Irene Vida Gala – Reprodução
Por mais que um século tenha se passado desde a aprovação de Maria José, a diplomacia brasileira não presenciou grandes mudanças. De acordo com o Anuário do Instituto Rio Branco (2020), de 1953 a 2019, 2.235 candidatos foram aprovados no Concurso de Admissão à Carreira de Diplomata (CACD). Desses, apenas 454 (20,3%) eram mulheres.

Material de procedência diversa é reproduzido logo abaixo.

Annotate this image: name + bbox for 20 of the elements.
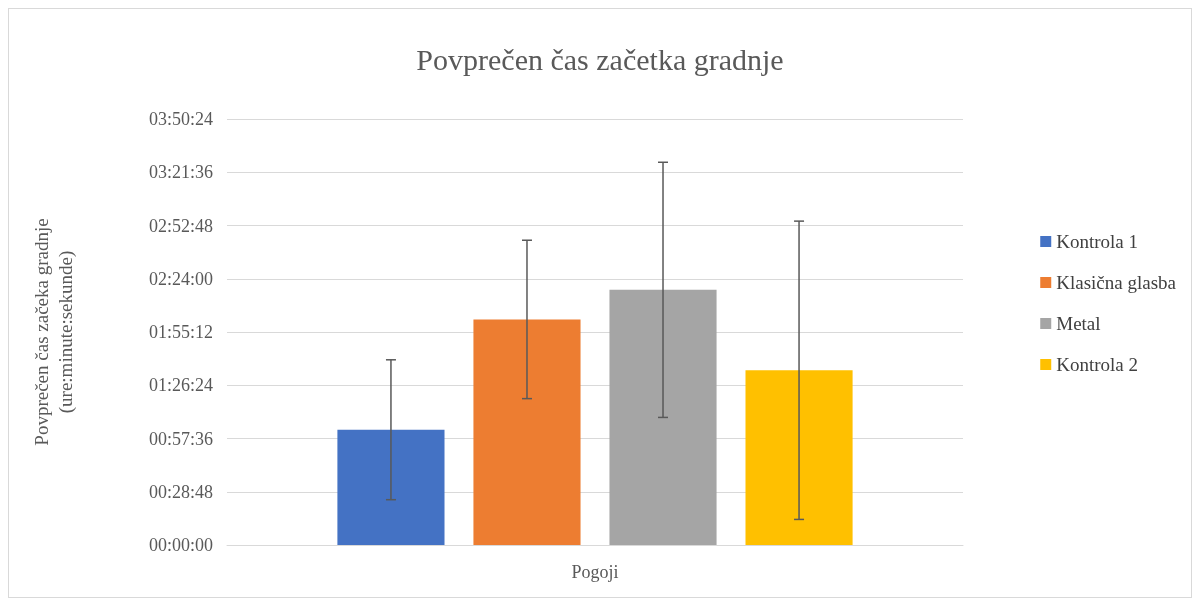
bar <box>337 429 445 545</box>
bar <box>473 319 581 545</box>
legend-label: Klasična glasba <box>1056 272 1177 293</box>
y-tick-label: 03:21:36 <box>148 162 213 183</box>
y-tick-label: 03:50:24 <box>148 109 213 129</box>
legend-label: Kontrola 1 <box>1056 231 1139 252</box>
y-tick-label: 01:26:24 <box>148 375 213 396</box>
legend-label: Metal <box>1056 313 1101 334</box>
legend-label: Kontrola 2 <box>1056 354 1139 375</box>
chart-title: Povprečen čas začetka gradnje <box>416 42 784 76</box>
y-tick-label: 00:00:00 <box>148 535 213 555</box>
y-tick-label: 00:28:48 <box>148 481 213 502</box>
y-tick-label: 01:55:12 <box>148 322 213 342</box>
y-tick-label: 02:24:00 <box>148 268 213 289</box>
y-tick-label: 02:52:48 <box>148 215 213 236</box>
x-tick-label: Pogoji <box>571 562 619 582</box>
bar <box>745 370 853 545</box>
y-axis-title: Povprečen čas začeka gradnje (ure:minute:sekunde) <box>30 218 77 446</box>
bar <box>609 289 717 545</box>
y-tick-label: 00:57:36 <box>148 428 213 449</box>
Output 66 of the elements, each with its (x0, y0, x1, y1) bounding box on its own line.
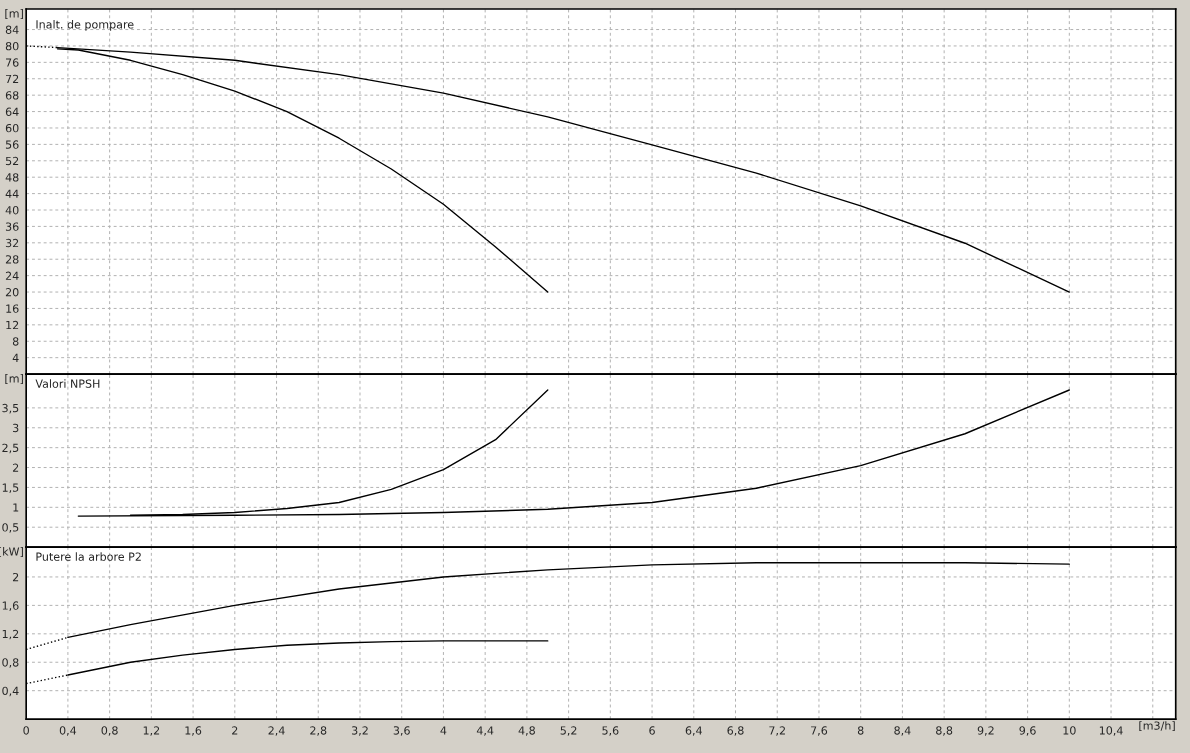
x-tick-label: 2 (232, 726, 238, 735)
y-tick-label: 1,5 (2, 483, 19, 493)
x-tick-label: 4 (440, 726, 447, 735)
x-tick-label: 8,4 (894, 726, 911, 736)
chart-title: Valori NPSH (35, 379, 100, 388)
y-tick-label: 2 (12, 463, 19, 472)
x-tick-label: 0 (23, 726, 29, 735)
y-tick-label: 4 (12, 353, 19, 362)
y-tick-label: 76 (6, 58, 19, 67)
y-tick-label: 3,5 (2, 403, 19, 414)
y-tick-label: 52 (5, 156, 19, 166)
y-tick-label: 0,5 (2, 523, 19, 533)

“Há variáveis que ajudam a explicar essa predominância masculina. A primeira delas é estrutural. No mundo do trabalho, os homens são a maioria nos espaços de decisão, privilégio e salário”, afirma Karla Gobo, doutora em Sociologia pela Unicamp e autora do artigo Da Exclusão à Inclusão Consentida: Negros e Mulheres na Diplomacia Brasileira (2018). “Enquanto os homens seriam o polo racional, objetivo e afeito à vida pública, as mulheres seriam emotivas, menos objetivas e voltadas aos cuidados da vida privada”.
Assim sendo, no ano de 2018, por conta do centenário da posse de Maria José, o Itamaraty lançou a campanha #maismulheresdiplomatas. Dos 3 mil servidores da pasta, aproximadamente, apenas 37% são mulheres.
Para fins de comparação, de acordo com o Centro Brasileiro de Relações Internacionais (CEBRI), o percentual de embaixadores em outras nações é: Suécia (49%), Filipinas (41%), Austrália (40%), EUA (36%) e Irlanda (35%). Entre os sul-americanos, o melhor índice pertence à Colômbia (28%).
“Não havia nenhuma convicção institucional por trás dessa campanha”, afirma a embaixadora Irene Vida Gala. “Nenhum homem do Itamaraty usou seu lugar de poder para assumir, em alto e bom som, uma posição em defesa do ingresso de mais mulheres na carreira. Foi um blefe para reduzir a pressão. Ou, em linguajar diplomático, para inglês ver. Tudo se resume a uma palavra: querer. É preciso querer ampliar a representatividade. E, até que se prove em contrário, esse desejo não existe”.